Using high resolution genome-wide data from the brains of adult mice, the researchers will use ML to identify clusters and borders within brainstem neurons, patterns which will help them generate insights into apnea, speech disorders, and Sudden Infant Death Syndrome.
“There is so much data being generated in the life sciences that it can be difficult to look for patterns to discover key biological insights,” said Thiru Ramaraj, PhD, an assistant professor of bioinformatics at DePaul. “It’s both challenging and exciting to apply computational techniques to problems that have a real impact on health.”
The final project will focus on diagnosing neurological disorders through AI movement patterns.
Using cloud computing and ML, combined with x-ray and laser data from the movement of mice with Parkinson’s, researchers will make “movies” that can be used to gain insights into movement patterns.
“Hollywood movies are usually filmed at 24 frames a second, but atoms move at a speed closer to a billion frames a second,” explained Eric Landahl, PhD, a physics professor at DePaul leading the project.

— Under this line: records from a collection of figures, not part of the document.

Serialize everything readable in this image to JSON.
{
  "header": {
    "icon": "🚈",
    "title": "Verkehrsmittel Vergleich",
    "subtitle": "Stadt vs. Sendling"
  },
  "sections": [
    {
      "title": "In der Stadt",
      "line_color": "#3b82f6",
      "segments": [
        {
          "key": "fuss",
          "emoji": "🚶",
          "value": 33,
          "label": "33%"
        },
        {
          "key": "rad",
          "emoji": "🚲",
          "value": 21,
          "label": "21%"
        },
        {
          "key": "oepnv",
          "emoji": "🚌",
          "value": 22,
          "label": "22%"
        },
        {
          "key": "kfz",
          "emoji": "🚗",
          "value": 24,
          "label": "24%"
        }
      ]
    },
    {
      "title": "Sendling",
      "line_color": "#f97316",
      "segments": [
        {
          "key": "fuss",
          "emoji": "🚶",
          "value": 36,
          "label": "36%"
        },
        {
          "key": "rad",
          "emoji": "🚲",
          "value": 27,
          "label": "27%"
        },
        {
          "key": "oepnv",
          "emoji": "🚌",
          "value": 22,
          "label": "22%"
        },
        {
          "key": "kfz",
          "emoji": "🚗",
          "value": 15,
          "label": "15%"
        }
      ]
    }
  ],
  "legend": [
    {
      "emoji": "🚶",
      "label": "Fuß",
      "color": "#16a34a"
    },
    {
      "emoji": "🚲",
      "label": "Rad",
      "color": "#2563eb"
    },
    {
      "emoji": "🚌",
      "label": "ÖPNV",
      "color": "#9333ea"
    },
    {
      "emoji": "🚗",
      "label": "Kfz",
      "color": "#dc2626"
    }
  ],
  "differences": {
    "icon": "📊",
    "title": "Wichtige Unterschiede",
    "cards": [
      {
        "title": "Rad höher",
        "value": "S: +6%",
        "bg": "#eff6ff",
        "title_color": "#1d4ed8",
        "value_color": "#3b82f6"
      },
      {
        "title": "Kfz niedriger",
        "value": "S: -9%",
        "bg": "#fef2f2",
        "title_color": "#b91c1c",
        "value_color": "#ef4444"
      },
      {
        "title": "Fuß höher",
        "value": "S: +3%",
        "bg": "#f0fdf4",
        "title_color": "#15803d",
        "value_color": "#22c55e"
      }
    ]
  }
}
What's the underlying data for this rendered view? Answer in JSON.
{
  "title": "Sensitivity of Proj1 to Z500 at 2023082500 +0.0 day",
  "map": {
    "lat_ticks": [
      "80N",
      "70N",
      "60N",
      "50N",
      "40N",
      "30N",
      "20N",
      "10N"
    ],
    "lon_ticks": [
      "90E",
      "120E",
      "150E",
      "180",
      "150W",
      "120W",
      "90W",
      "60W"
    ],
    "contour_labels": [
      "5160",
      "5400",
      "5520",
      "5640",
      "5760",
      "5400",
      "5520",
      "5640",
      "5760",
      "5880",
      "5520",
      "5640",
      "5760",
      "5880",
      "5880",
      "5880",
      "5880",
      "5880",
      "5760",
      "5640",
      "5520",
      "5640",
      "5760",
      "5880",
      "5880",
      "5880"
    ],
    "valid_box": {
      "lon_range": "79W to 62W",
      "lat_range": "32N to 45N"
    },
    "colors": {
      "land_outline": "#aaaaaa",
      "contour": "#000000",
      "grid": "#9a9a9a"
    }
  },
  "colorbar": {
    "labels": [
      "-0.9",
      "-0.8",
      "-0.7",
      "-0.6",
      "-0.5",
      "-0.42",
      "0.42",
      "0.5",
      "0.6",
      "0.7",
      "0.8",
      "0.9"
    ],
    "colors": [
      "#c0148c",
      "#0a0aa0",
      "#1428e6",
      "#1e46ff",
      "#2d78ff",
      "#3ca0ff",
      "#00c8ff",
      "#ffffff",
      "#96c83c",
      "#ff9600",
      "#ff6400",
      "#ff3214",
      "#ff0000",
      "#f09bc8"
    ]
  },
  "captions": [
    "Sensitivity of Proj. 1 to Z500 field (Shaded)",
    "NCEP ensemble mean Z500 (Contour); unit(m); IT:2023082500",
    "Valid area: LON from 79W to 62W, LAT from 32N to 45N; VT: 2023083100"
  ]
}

Using the wealth of data generated by these films, the research teams hope to develop a model that can predict neurological disorders before they’re visible to a trained medical professional.
These are the latest projects announced recently that seek to use AI and ML to bolster medical research and discovery.
Last week, researchers from Johns Hopkins University shared that they developed ML algorithms that can detect the early warning signs of delirium and predict which patients will be at high risk of delirium at any point during an ICU stay.
Despite delirium’s potentially significant impact on health outcomes, many effective anti-delirium interventions, such as care bundles, earlier-than-usual physical and occupational therapy, and medication changes, are not used for every patient due to limited time and resources, alongside unpredictable patient needs, the researchers noted.
To help predict the condition and improve outcomes, the research team developed two prediction algorithms using data from 200,000 ICU stays from 208 US hospitals. The first, a static model, used a snapshot of these data, while the second, a dynamic model, monitored data over days and hours.
Both models achieved high performance, with the static model able to predict delirium-prone patients up to 78.5 percent of the time, and the dynamic model able to do so up to 90 percent of the time.